(CNN) -- Daytime dramas have helped launched the careers of many a star: David Hasselhoff, John Stamos, Julianne Moore and Meg Ryan, to name just a few.
But at least one actor is taking the reverse route.
Beginning Friday, James Franco will be appearing on "General Hospital," the long-running ABC soap opera.
Producers are trying to keep his story line under wraps, but here's what is known: The actor, best recognized for roles in "Pineapple Express" and "Spider-Man 3," will play a character known as Franco who has a connection to the art world and is pivotal to a story line involving "GH's" lead character, Jason Morgan.
"General Hospital" executive producer Jill Farren Phelps said Franco and Steve Burton, who portrays Morgan, are both clients of manager Miles Levy.
"[Franco] told his manager that he'd heard that [performing on a soap] was hard and that he thought it would be fun," Phelps said. "When Miles asked would we be interested, needless to say, we were very interested."
Phelps acknowledges that Franco's decision to tackle the small screen is an unusual career trajectory for most movie stars.
But she says Franco, who also recently filmed a guest spot on the hit NBC comedy "30 Rock," is showing that he refuses to be labeled or restricted as an actor.
"On some level, it just says much about who James Franco is," she said. "He goes to school, he does a soap opera, he does '30 Rock,' he's a movie star."
Franco is also one who apparently enjoys toying with his image.
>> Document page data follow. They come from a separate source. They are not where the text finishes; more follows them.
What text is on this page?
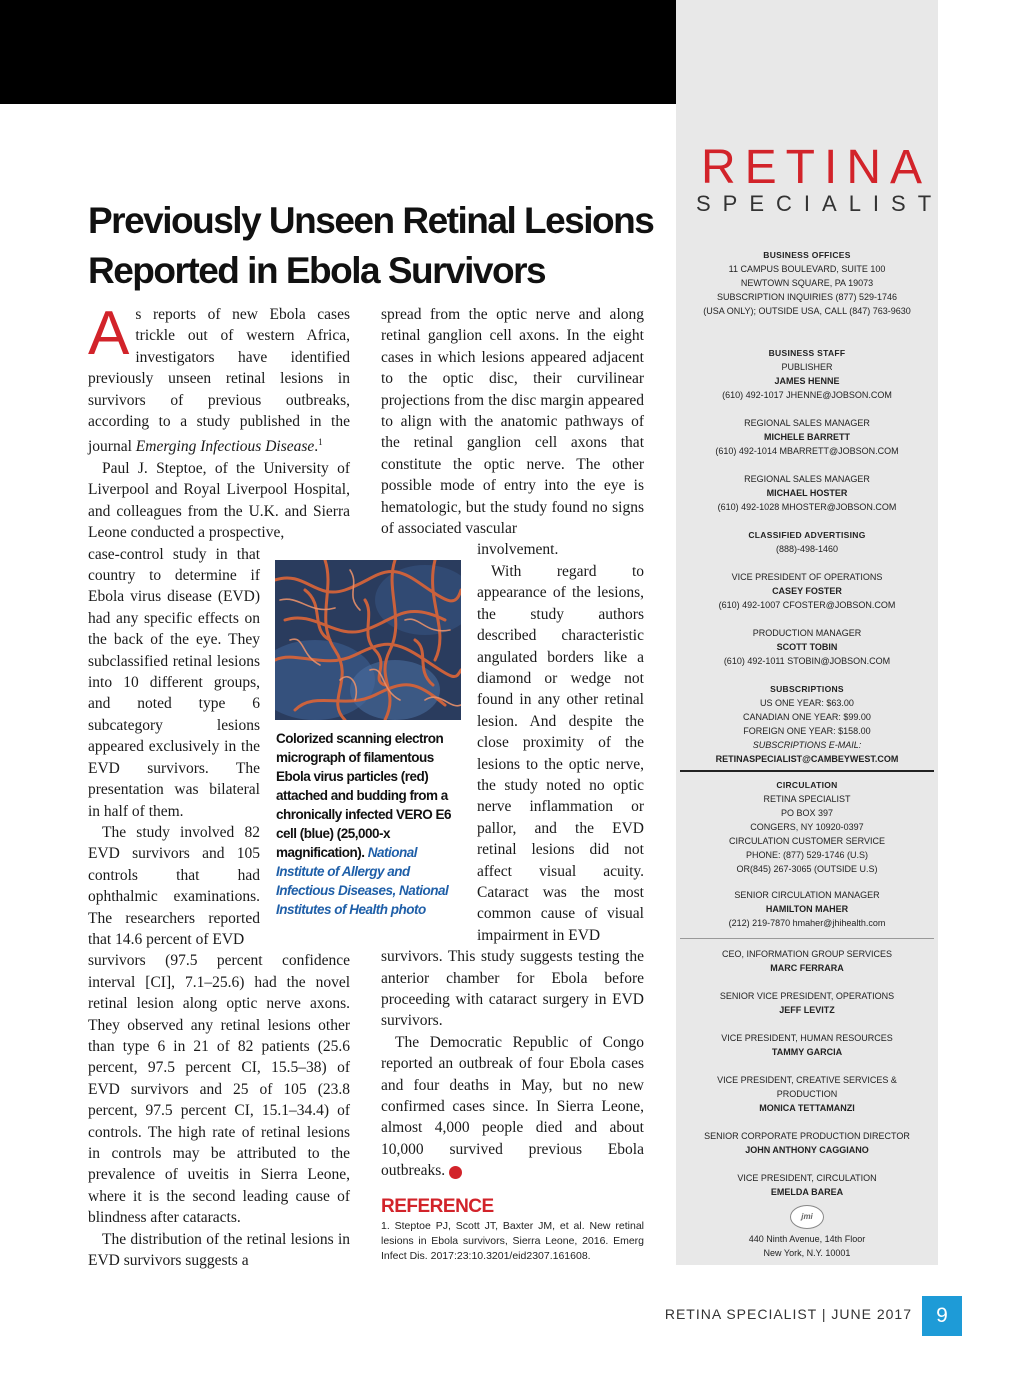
RETINA
SPECIALIST
BUSINESS OFFICES
11 CAMPUS BOULEVARD, SUITE 100
NEWTOWN SQUARE, PA 19073
SUBSCRIPTION INQUIRIES (877) 529-1746
(USA ONLY); OUTSIDE USA, CALL (847) 763-9630
BUSINESS STAFF
PUBLISHER
JAMES HENNE
(610) 492-1017 JHENNE@JOBSON.COM
REGIONAL SALES MANAGER
MICHELE BARRETT
(610) 492-1014 MBARRETT@JOBSON.COM
REGIONAL SALES MANAGER
MICHAEL HOSTER
(610) 492-1028 MHOSTER@JOBSON.COM
CLASSIFIED ADVERTISING
(888)-498-1460
VICE PRESIDENT OF OPERATIONS
CASEY FOSTER
(610) 492-1007 CFOSTER@JOBSON.COM
PRODUCTION MANAGER
SCOTT TOBIN
(610) 492-1011 STOBIN@JOBSON.COM
SUBSCRIPTIONS
US ONE YEAR: $63.00
CANADIAN ONE YEAR: $99.00
FOREIGN ONE YEAR: $158.00
SUBSCRIPTIONS E-MAIL:
RETINASPECIALIST@CAMBEYWEST.COM
CIRCULATION
RETINA SPECIALIST
PO BOX 397
CONGERS, NY 10920-0397
CIRCULATION CUSTOMER SERVICE
PHONE: (877) 529-1746 (U.S)
OR(845) 267-3065 (OUTSIDE U.S)
SENIOR CIRCULATION MANAGER
HAMILTON MAHER
(212) 219-7870 hmaher@jhihealth.com
CEO, INFORMATION GROUP SERVICES
MARC FERRARA
SENIOR VICE PRESIDENT, OPERATIONS
JEFF LEVITZ
VICE PRESIDENT, HUMAN RESOURCES
TAMMY GARCIA
VICE PRESIDENT, CREATIVE SERVICES & PRODUCTION
MONICA TETTAMANZI
SENIOR CORPORATE PRODUCTION DIRECTOR
JOHN ANTHONY CAGGIANO
VICE PRESIDENT, CIRCULATION
EMELDA BAREA
jmi
440 Ninth Avenue, 14th Floor
New York, N.Y. 10001
Previously Unseen Retinal Lesions
Reported in Ebola Survivors

As reports of new Ebola cases trickle out of western Africa, investigators have identified previously unseen retinal lesions in survivors of previous outbreaks, according to a study published in the journal Emerging Infectious Disease.$^1$

Paul J. Steptoe, of the University of Liverpool and Royal Liverpool Hospital, and colleagues from the U.K. and Sierra Leone conducted a prospective,

case-control study in that country to determine if Ebola virus disease (EVD) had any specific effects on the back of the eye. They subclassified retinal lesions into 10 different groups, and noted type 6 subcategory lesions appeared exclusively in the EVD survivors. The presentation was bilateral in half of them.

The study involved 82 EVD survivors and 105 controls that had ophthalmic examinations. The researchers reported that 14.6 percent of EVD

survivors (97.5 percent confidence interval [CI], 7.1–25.6) had the novel retinal lesion along optic nerve axons. They observed any retinal lesions other than type 6 in 21 of 82 patients (25.6 percent, 97.5 percent CI, 15.5–38) of EVD survivors and 25 of 105 (23.8 percent, 97.5 percent CI, 15.1–34.4) of controls. The high rate of retinal lesions in controls may be attributed to the prevalence of uveitis in Sierra Leone, where it is the second leading cause of blindness after cataracts.

The distribution of the retinal lesions in EVD survivors suggests a

spread from the optic nerve and along retinal ganglion cell axons. In the eight cases in which lesions appeared adjacent to the optic disc, their curvilinear projections from the disc margin appeared to align with the anatomic pathways of the retinal ganglion cell axons that constitute the optic nerve. The other possible mode of entry into the eye is hematologic, but the study found no signs of associated vascular

involvement.

With regard to appearance of the lesions, the study authors described characteristic angulated borders like a diamond or wedge not found in any other retinal lesion. And despite the close proximity of the lesions to the optic nerve, the study noted no optic nerve inflammation or pallor, and the EVD retinal lesions did not affect visual acuity. Cataract was the most common cause of visual impairment in EVD

survivors. This study suggests testing the anterior chamber for Ebola before proceeding with cataract surgery in EVD survivors.

The Democratic Republic of Congo reported an outbreak of four Ebola cases and four deaths in May, but no new confirmed cases since. In Sierra Leone, almost 4,000 people died and about 10,000 survived previous Ebola outbreaks.	RS

Colorized scanning electron micrograph of filamentous Ebola virus particles (red) attached and budding from a chronically infected VERO E6 cell (blue) (25,000-x magnification). National Institute of Allergy and Infectious Diseases, National Institutes of Health photo
REFERENCE
1. Steptoe PJ, Scott JT, Baxter JM, et al. New retinal lesions in Ebola survivors, Sierra Leone, 2016. Emerg Infect Dis. 2017:23:10.3201/eid2307.161608.
RETINA SPECIALIST | JUNE 2017	9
He re-creates some of his roles in a film titled "Erased James Franco."
His collaborator in the project, a multimedia artist and director who goes by the name of Carter, told Movieline that he was the inspiration for Franco's "General Hospital" stint.
"It was an idea that I posed to him, and it's tied to another film that he and I are working on now," Carter said. "It's not specifically for another project, because I know that he's really enjoying the challenge of working on a soap -- it's a very taxing job, and an interesting thing for him to be doing -- but it does have to do with another film that he and I are working on."
In an interview with New York magazine, the actor seemed to confirm that the soap gig is part of a greater plan.
"Well ... I've got other ideas for my participation in this soap opera beyond just being in this soap opera," Franco said. "But it's been a blast so far."
"GH" producer Phelps said producers talked with the actor and decided that Franco was not appearing on the show as a lark. He was respectful of the hard work and intensity that go into putting together the soap, she said.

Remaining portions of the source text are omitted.